A strain of malware that spreads on the web via advertising platforms has mounted a large-scale, mass data harvesting campaign, opening up thousands of Android users to follow-on attacks. Researchers said it’s likely there’s an organized crime ring operating behind the scenes.
Named ICEPick‐3PC by the Media Trust, the malware is a sophisticated form of adware using rarely seen techniques, according to Mike Bittner, digital security and operations manager at the firm.
“Publishers and website owners are outsourcing advertising management – what goes into delivery of an ad, such as its animation, is then handled by third-party code,” Bittner told Threatpost. “During the implementation of this code by third-party agencies, malicious code is injected into the library to hijack that operation.”
“Malicious code is injected into TweenMax, one of GSAP’s most popular tools, and CreateJS, another suite of tools, while self‐service agencies implement the libraries on a website,” the Media Trust noted in a posting Wednesday about the malware.
When a user clicks on an infected ad, the malware makes an RTC peer connection between the infected device and a remote peer.
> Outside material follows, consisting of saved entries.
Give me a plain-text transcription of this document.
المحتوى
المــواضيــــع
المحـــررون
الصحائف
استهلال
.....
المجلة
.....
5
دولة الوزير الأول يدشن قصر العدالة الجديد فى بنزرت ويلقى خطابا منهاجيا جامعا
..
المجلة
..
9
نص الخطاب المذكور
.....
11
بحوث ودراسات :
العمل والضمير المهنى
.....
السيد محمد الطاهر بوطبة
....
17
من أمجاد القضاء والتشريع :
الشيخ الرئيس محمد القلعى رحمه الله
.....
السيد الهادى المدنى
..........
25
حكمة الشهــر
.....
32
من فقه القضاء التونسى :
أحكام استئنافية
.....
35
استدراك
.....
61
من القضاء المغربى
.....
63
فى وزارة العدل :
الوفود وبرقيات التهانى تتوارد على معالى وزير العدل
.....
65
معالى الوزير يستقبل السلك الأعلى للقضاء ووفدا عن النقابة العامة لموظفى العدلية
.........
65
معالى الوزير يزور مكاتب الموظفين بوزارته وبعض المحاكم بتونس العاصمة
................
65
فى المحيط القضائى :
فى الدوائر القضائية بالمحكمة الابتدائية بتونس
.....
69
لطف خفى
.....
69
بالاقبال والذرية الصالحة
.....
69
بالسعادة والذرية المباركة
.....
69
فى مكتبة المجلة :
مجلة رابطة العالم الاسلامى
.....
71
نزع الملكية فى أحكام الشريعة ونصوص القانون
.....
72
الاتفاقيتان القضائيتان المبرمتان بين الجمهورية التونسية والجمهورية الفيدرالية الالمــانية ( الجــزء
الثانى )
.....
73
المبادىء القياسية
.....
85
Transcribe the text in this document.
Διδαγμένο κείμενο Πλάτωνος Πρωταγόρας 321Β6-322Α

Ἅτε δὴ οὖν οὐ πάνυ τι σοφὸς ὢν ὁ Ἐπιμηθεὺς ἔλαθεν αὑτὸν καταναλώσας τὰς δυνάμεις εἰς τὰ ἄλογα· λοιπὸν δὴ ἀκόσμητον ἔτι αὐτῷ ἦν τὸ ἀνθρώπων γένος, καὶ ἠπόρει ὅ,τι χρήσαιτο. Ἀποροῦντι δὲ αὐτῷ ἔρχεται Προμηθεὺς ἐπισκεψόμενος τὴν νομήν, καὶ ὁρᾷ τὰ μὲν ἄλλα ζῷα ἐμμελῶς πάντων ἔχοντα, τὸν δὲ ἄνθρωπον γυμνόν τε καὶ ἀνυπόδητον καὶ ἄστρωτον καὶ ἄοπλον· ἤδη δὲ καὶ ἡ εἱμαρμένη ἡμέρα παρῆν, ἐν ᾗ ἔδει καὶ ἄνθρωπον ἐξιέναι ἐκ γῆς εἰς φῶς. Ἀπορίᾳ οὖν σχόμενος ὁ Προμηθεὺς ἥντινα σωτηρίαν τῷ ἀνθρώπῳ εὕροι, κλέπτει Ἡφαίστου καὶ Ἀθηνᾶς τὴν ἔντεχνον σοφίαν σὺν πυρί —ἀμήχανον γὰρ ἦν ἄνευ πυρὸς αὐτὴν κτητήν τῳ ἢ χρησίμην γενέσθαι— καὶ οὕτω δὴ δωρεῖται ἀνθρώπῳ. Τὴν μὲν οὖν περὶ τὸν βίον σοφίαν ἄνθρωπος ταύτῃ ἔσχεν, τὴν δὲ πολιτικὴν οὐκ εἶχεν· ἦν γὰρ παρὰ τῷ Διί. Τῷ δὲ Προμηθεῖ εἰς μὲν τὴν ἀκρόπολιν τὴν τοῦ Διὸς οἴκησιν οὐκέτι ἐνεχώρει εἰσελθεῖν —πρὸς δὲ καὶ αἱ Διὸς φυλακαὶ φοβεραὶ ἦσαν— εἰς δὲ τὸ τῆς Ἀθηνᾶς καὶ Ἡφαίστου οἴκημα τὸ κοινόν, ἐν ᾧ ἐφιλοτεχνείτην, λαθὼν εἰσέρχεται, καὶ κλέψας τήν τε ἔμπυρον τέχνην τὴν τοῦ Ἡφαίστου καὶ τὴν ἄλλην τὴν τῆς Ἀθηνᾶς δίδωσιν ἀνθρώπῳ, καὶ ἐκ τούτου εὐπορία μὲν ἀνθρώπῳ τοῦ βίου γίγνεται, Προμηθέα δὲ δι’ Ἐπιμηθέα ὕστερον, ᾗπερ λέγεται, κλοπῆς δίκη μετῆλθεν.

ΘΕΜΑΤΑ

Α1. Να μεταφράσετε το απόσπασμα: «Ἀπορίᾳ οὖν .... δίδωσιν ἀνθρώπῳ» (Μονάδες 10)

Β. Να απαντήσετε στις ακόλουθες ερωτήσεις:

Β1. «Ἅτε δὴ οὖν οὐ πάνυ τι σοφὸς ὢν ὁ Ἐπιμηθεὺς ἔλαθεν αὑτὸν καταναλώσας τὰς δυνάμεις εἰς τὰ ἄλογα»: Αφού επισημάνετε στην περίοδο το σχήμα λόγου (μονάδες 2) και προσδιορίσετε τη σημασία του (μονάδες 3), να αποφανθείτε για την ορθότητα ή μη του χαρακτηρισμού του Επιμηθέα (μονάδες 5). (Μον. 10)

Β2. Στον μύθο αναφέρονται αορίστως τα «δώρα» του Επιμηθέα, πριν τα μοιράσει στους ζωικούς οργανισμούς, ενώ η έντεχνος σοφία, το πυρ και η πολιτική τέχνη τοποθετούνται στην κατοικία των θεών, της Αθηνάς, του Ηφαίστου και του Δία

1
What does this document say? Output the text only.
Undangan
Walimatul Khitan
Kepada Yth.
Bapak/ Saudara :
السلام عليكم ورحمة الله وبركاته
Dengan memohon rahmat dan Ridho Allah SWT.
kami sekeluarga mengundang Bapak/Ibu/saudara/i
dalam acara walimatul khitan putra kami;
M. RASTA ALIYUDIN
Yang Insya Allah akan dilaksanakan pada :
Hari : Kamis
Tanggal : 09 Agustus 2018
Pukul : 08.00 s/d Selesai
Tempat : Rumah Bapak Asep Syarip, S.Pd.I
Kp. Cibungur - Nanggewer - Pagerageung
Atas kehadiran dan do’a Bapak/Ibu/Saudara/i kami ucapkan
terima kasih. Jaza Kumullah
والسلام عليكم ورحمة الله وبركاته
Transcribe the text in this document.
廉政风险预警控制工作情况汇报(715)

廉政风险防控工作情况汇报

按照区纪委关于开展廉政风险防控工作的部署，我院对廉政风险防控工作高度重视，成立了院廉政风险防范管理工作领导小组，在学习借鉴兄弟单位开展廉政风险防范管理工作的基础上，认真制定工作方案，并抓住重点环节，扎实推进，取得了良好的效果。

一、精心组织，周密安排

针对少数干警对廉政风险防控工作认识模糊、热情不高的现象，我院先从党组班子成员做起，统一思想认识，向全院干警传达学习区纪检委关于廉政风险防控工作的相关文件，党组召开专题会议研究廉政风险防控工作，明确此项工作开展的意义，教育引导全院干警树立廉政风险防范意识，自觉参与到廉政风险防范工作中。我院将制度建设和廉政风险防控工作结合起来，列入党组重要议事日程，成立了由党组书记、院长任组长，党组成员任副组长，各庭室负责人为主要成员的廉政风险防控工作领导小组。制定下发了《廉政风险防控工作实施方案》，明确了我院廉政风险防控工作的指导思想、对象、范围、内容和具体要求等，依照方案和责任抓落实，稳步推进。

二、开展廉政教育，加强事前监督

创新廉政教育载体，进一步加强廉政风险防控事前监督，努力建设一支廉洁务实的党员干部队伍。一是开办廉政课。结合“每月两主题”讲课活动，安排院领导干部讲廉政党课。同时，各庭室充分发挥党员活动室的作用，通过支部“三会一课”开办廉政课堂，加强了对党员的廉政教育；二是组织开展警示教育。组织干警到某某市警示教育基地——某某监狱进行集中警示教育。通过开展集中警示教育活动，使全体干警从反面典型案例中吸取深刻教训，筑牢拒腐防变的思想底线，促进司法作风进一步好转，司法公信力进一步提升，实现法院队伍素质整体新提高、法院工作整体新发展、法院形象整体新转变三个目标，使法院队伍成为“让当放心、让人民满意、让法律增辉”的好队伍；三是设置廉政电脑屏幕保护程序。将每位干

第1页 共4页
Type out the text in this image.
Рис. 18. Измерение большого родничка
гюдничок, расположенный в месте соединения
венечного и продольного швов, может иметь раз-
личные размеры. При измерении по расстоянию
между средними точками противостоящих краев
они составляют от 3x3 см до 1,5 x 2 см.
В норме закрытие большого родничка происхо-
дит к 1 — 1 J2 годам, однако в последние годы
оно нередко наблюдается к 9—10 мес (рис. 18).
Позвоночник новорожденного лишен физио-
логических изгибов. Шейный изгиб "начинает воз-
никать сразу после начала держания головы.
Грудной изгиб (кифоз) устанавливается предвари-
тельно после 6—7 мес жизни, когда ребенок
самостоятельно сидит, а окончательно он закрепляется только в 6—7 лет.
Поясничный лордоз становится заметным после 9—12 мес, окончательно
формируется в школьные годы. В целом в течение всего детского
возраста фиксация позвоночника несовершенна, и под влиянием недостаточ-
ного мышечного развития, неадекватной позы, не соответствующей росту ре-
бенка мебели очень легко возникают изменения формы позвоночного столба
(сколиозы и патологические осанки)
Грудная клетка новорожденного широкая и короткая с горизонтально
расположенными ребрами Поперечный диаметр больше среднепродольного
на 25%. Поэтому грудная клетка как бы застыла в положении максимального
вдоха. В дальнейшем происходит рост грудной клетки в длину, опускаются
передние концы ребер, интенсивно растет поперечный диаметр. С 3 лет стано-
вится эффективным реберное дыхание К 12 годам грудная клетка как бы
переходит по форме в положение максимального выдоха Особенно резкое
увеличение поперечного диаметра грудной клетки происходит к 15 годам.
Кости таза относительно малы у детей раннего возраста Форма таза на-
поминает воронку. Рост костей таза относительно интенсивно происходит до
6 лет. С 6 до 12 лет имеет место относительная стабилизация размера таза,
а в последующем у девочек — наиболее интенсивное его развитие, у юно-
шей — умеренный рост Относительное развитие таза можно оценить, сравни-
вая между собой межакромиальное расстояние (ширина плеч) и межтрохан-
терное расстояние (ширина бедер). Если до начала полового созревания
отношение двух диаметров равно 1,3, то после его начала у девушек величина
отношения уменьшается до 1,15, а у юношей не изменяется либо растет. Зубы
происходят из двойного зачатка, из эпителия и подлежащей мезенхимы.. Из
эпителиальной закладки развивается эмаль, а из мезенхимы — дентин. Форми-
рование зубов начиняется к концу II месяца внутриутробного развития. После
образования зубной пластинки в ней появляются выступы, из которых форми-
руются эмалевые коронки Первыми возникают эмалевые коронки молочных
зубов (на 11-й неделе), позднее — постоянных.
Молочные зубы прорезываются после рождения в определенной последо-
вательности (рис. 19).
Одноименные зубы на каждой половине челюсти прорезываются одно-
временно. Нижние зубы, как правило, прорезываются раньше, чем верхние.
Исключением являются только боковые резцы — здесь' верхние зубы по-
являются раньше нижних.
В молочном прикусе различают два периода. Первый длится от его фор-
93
It then profiles the user’s device, and sends the extracted device IP to the remote user. The malware’s name, ICEPick-3PC, is actually a nod to the ICE protocol used to establish the RTC peer connection.
The malware harvests device fingerprinting information such as user agent, device type and whether the device is an Android device. It also checks the battery level, and the device’s motion and orientation activity in order to verify that it’s actually being used by a human being. If the device checks out as an attractive target, ICEPick‐3PC extracts IP information.
“One main component of this attack that’s interesting and that speaks to its sophistication is the fact that it actually establishes a peer-to-peer connection and successfully extracts the private IP address of the Android user,” Bittner said. “That’s something we have never before seen on a massive scale. Usually you see adware performing simple redirects to pop-ups resulting in a phishing attempt.”
The malware has been seen affecting more than 100 clients of The Media Trust, including recognized publishers and major e‐commerce businesses in retail, healthcare and a variety of other industries that get tens of thousands of visitors per month.
“We don’t typically see this, the actual targeting of specific users on such a mass scale,” said Bittner. “It’s using an advertising platform as a way to reach a mass audience to infect, targeting by geography and user agent. It has a level of sophistication and specificity that we don’t typically see in adware.”
This extraction and collection of IPs on such a large scale marks a significant advancement in malware authoring, according to the Media Trust.
“Stealing IP en masse with such efficiency demands rarefied coding skills,” the researchers said in the posting. “This malware has overcome such hurdles and even breaks through VPNs in order to intercept IPs.”
Overall, the data enables bad actors to identify users’ device vulnerabilities, and leaves the devices wide open for potential future attacks. “The reason the IP is significant is that you can get user agent and device type relatively easily, but the IP can be used for future exploit targeting,” Bittner said. “There are any number of open-source tools for bad actors that can give you a profile on a particular device and determine what potential exploits they’re vulnerable to.”
The malware’s level of sophistication and advanced techniques points to a well-organized criminal operation behind it all. The attack on recognized publishers and e‐commerce businesses “might portend a larger‐scale attack, or, at the minimum, the illegal trading of user information, in the near future,” the firm said.
In order to protect sites from ICEPick-3PC, publishers and e‐commerce businesses should thoroughly vet the self‐service ad agencies they work with for security weaknesses and avoid repeat offenders. They can also detect such offenders by scanning interactive ads and site pages for unauthorized code.